L'attesa di una risposta continua a tormentarci, mantenendo accesa la fiamma della ricerca.

Desideriamo ardentemente che la verità emerga, per poter finalmente raggiungere un po' di pace". Alla vigilia del ventunesimo anniversario del rapimento della piccola Denise Pipitone da Mazara del Vallo (Trapani), parlano con l'ANSA Pietro Pulizzi e Piera Maggio, genitori naturali della bambina.

Il 1 settembre del 2004 Denise Pipitone venne rapita proprio davanti casa, in via La Bruna. Aveva poco meno di 4 anni e venne portata via nell'attimo in cui rimase da sola dopo che la zia Giacoma aveva richiamato in casa per il pranzo il figlio, cugino della piccola.

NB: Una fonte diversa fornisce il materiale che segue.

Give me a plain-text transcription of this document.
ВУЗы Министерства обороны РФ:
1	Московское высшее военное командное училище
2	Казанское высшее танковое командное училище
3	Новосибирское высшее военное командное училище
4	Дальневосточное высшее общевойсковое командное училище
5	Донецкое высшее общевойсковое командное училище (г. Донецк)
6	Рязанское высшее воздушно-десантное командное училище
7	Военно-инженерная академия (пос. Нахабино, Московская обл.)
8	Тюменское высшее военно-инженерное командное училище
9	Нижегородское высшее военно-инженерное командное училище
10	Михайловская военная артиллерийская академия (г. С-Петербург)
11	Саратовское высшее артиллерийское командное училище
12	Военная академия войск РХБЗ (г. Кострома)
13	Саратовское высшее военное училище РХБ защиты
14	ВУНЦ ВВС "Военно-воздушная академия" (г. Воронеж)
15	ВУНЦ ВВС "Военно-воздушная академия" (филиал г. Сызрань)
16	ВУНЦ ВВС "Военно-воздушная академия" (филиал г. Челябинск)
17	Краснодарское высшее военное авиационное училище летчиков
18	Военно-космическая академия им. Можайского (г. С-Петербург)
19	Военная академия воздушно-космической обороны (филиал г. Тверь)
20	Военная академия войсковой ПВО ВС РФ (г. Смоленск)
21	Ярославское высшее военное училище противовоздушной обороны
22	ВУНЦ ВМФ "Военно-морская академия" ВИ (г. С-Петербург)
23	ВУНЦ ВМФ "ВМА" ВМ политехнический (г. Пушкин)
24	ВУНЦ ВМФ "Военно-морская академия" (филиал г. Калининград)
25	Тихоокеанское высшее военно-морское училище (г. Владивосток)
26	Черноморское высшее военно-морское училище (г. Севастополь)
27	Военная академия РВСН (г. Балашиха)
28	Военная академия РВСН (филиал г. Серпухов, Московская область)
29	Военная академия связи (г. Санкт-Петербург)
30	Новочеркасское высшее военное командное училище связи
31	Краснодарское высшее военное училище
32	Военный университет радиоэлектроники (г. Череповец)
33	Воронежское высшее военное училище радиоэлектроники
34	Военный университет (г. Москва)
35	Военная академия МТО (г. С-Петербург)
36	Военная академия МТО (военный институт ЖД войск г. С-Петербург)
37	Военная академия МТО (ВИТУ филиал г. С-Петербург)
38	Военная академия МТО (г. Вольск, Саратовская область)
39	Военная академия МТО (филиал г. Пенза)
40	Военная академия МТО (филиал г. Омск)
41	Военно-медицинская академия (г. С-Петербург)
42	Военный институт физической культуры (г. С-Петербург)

Da quel momento si sono perse le tracce della bambina e fu messa in moto la macchina delle ricerche su tutto il territorio nazionale ed europeo. L'impegno della mamma Piera Maggio, alimentato dalla speranza di ritrovare viva la propria figlia, ha fatto sì che la storia del rapimento diventasse un caso nazionale. "Speriamo in un futuro di chiarezza e continuiamo ad andare avanti a lottare per nostra figlia, come abbiamo sempre fatto. Denise l'abbiamo fortemente voluta, perché è nata dall'amore di mamma e papà e noi non smetteremo mai di cercarla", dicono i genitori.